The ICC provides guidance on important issues, including in a document titled “Faithful Citizenship for Iowa Catholics,” but does not give advice on how to vote. People of faith need to make their decisions based on a well-formed conscience, in light of Church teaching, Chapman said. “I don’t think we should be afraid to talk with other Catholics (with whom we disagree). We’re all members of the body of Christ.”
“Tom is a real asset for the Church,” Archbishop-elect Zinkula said, explaining how Chapman and his staff of four (including himself) keep the bishops — and the faithful — abreast of issues and legislation.
In his remarks to the gathering, the archbishop-elect applied his lawyering and teaching skills, with an emphasis on the role and responsibilities of a Catholic lawyer. “For a Catholic lawyer, the law isn’t simply about administering justice; it is also about how it is administered.”
He presented three case studies to make his own case. Each one involved ethical choices — whether to tear apart a hostile witness during cross-examination, whether to make as much money as possible for a client at any cost and whether to accept a pro bono case when you have a full load of paying clients. “If you’re a Christian, these are things you should struggle with in the practice of law.” He also believes Catholic lawyers should accept pro bono cases.
He referenced a speech that Pope Francis gave to lawyers. “Pope Francis spoke of striking a balance between rigor and laxity (justice and mercy): ‘Neither the laxist nor the rigorist bears witness to Jesus Christ, for neither the one nor the other takes care of the person he encounters…’”
The archbishop-elect also shared “A Law Professor’s Interpretation of 1 Corinthians 13,” which he found while preparing his talk. Among the “verses:” “Love does not insist on litigating every dispute. It is not hard-nosed or resentful of those who have been more successful. It doesn’t rejoice in winning, but rejoices in doing justice.”

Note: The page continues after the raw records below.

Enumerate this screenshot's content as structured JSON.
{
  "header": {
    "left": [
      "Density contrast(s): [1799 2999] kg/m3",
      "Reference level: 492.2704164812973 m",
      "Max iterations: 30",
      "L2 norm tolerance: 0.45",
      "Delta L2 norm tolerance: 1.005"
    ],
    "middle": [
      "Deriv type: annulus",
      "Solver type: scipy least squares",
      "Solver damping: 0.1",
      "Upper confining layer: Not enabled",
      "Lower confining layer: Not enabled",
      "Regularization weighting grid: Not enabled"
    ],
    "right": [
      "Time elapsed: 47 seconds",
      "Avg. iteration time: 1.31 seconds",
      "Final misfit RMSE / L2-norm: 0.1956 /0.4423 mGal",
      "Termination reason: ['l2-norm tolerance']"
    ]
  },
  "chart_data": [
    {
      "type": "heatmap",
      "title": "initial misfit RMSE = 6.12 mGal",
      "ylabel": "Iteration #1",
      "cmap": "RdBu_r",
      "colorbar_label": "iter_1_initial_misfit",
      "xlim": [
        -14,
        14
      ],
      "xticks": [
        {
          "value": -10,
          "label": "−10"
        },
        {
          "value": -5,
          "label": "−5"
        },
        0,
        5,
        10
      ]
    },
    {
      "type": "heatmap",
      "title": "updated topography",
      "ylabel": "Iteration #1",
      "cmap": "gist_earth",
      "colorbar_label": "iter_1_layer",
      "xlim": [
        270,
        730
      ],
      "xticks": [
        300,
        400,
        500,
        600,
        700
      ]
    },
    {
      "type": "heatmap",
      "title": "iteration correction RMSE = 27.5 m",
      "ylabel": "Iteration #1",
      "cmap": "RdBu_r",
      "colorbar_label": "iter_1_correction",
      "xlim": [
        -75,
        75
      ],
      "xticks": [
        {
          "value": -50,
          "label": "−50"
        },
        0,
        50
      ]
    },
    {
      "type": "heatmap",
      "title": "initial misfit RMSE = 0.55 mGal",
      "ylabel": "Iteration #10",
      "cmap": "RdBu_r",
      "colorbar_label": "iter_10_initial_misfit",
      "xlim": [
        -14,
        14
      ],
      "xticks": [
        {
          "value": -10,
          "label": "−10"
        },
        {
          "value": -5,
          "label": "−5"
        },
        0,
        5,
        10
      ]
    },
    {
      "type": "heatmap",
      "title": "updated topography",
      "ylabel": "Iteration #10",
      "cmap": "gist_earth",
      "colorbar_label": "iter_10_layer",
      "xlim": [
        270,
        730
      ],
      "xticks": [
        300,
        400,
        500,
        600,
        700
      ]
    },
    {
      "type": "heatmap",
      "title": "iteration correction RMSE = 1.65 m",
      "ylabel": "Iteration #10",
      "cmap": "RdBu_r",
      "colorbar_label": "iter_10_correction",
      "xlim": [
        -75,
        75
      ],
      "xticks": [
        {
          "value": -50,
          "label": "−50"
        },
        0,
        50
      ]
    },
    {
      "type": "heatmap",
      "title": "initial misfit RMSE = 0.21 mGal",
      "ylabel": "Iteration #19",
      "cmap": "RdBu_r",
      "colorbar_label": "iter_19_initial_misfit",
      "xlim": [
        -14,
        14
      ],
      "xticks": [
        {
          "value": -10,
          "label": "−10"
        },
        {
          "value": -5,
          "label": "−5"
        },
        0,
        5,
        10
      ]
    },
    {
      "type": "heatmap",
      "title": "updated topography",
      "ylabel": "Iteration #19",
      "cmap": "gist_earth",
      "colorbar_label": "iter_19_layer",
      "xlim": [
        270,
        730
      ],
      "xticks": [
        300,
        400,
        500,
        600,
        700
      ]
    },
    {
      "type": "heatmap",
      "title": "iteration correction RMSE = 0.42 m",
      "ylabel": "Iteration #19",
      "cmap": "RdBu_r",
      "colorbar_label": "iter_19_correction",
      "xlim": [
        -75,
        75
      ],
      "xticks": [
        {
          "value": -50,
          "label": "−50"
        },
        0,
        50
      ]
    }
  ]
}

“The legal system and Catholicism don’t have to be separate,” first-year law student Theresa Eckel, said of her take-away from the talk. “You can live your Catholic faith at the forefront of everything. It is your guide in your ministry to your clients.”
“I was struck by the emphasis on mercy,” first-year law student Henry Dambach said. “We’re called to justice, but to mercy even more.”